By Darryl Greer, The Canadian Press

Community coroners in British Columbia have been given a 55 per cent pay boost as the BC Coroners Service looks to fill vacancies in dozens of communities across the province.

The wage increase to $49.77 an hour for community coroners came into effect on June 1, after years of complaints about low wages for the sometimes-gruesome job.

Community coroners had been paid about $32 an hour since 2016, and current and former coroners told The Canadian Press last year that they had been lobbying for better wages for years.

They were also critical of their 24 hours a day on-call period without pay, unless they were sent to a death scene.
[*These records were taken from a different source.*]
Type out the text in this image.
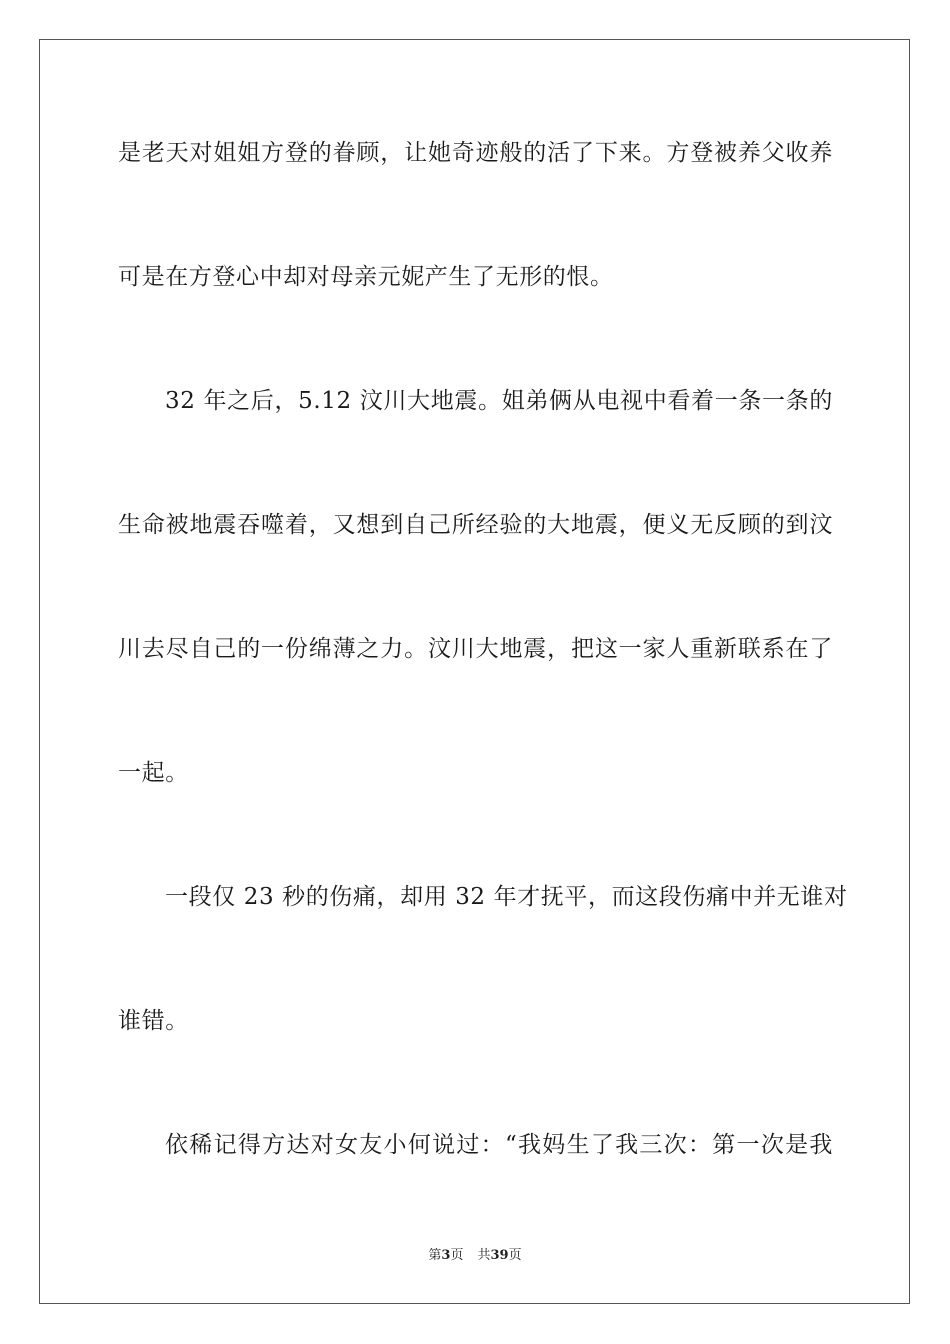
是老天对姐姐方登的眷顾，让她奇迹般的活了下来。方登被养父收养
可是在方登心中却对母亲元妮产生了无形的恨。
32 年之后，5.12 汶川大地震。姐弟俩从电视中看着一条一条的
生命被地震吞噬着，又想到自己所经验的大地震，便义无反顾的到汶
川去尽自己的一份绵薄之力。汶川大地震，把这一家人重新联系在了
一起。
一段仅 23 秒的伤痛，却用 32 年才抚平，而这段伤痛中并无谁对
谁错。
依稀记得方达对女友小何说过：“我妈生了我三次：第一次是我
第3页 共39页
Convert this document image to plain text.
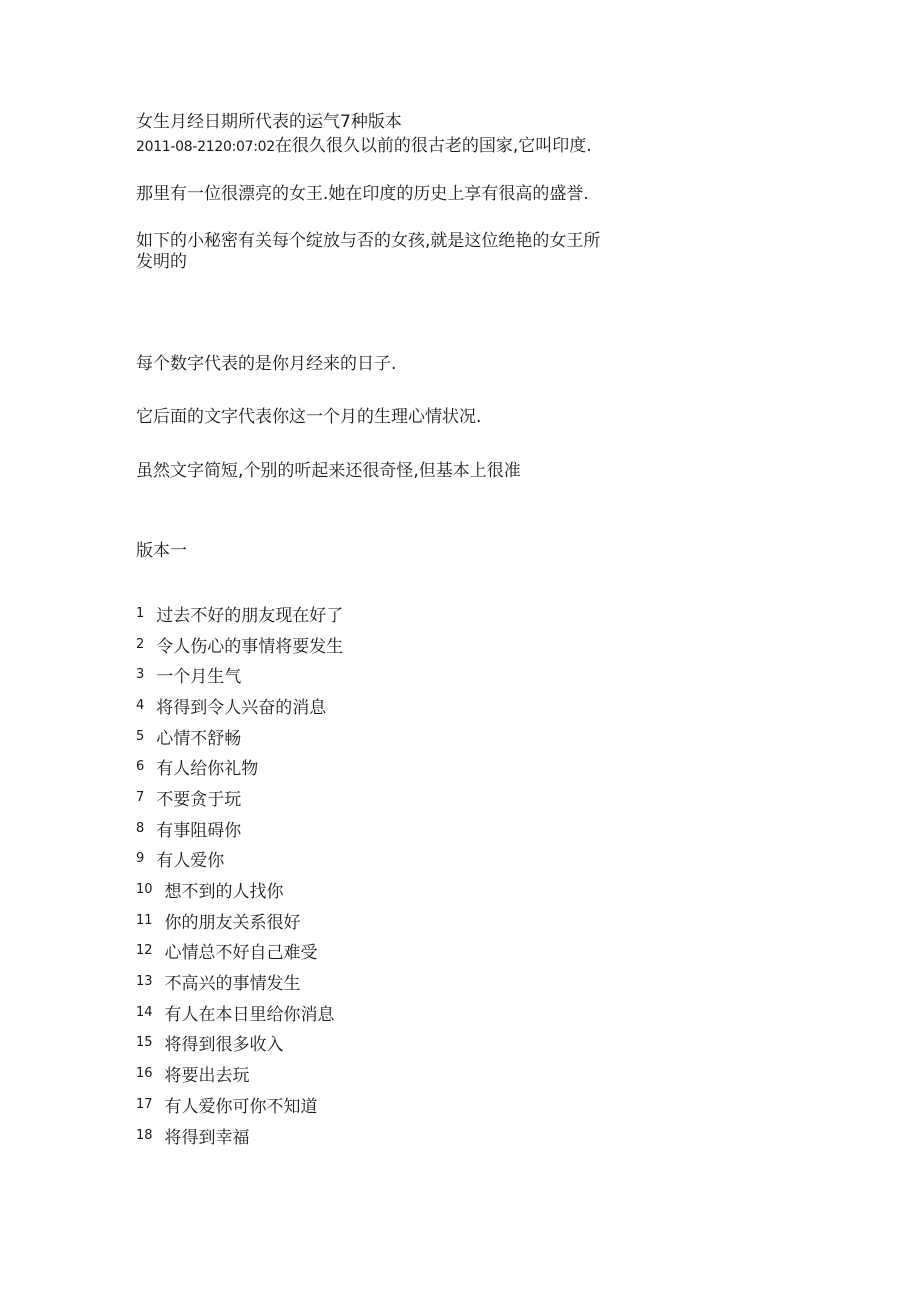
女生月经日期所代表的运气7种版本
2011-08-2120:07:02在很久很久以前的很古老的国家,它叫印度.
那里有一位很漂亮的女王.她在印度的历史上享有很高的盛誉.
如下的小秘密有关每个绽放与否的女孩,就是这位绝艳的女王所发明的
每个数字代表的是你月经来的日子.
它后面的文字代表你这一个月的生理心情状况.
虽然文字简短,个别的听起来还很奇怪,但基本上很准
版本一
1 过去不好的朋友现在好了
2 令人伤心的事情将要发生
3 一个月生气
4 将得到令人兴奋的消息
5 心情不舒畅
6 有人给你礼物
7 不要贪于玩
8 有事阻碍你
9 有人爱你
10 想不到的人找你
11 你的朋友关系很好
12 心情总不好自己难受
13 不高兴的事情发生
14 有人在本日里给你消息
15 将得到很多收入
16 将要出去玩
17 有人爱你可你不知道
18 将得到幸福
BC Coroners Service spokesperson Holly Tally said in an interview on Friday that the service couldn’t reveal the planned pay increase while an order-in-council process was ongoing.

“Hiccups can occur. Questions can pop up,” she said. “We weren’t allowed to speak about it while it’s going through that process.”

However, a job advertisement from the B.C. public service with a July 8, 2026, deadline, says the BC Coroners Service is looking to fill vacancies in dozens of communities in the Okanagan, the Lower Mainland, the Sunshine Coast, northern Vancouver Island, the West Kootenays and the Sea-to-Sky region.

Tally said she didn’t know the exact number of jobs the service wants to fill because some positions in remote areas can cover more than one community.

“Like all front-line service areas, it is harder to staff in northern and remote communities, and that’s a challenge we experience as well,” she said. “We put out the job posting and we put the wage there, and we hope that’s the enticement.”

The ad says community coroners work “as and when required,” with no guaranteed hours and compensation depending on the number of cases they handle. The positions are “excluded from union membership,” it says.

The Ministry of Public Safety did not provide comment on the wage increase on Friday.

A budget estimates briefing book from the ministry for 2025-2026 said community coroners have “no set work shifts and do not collect medical or pension benefits.”

“The unpredictability of hours of work and resulting earnings, limits the pool of interested candidates for this role, which makes it difficult to fill positions in many areas of the province and requires continual recruitment and training,” the briefing book said.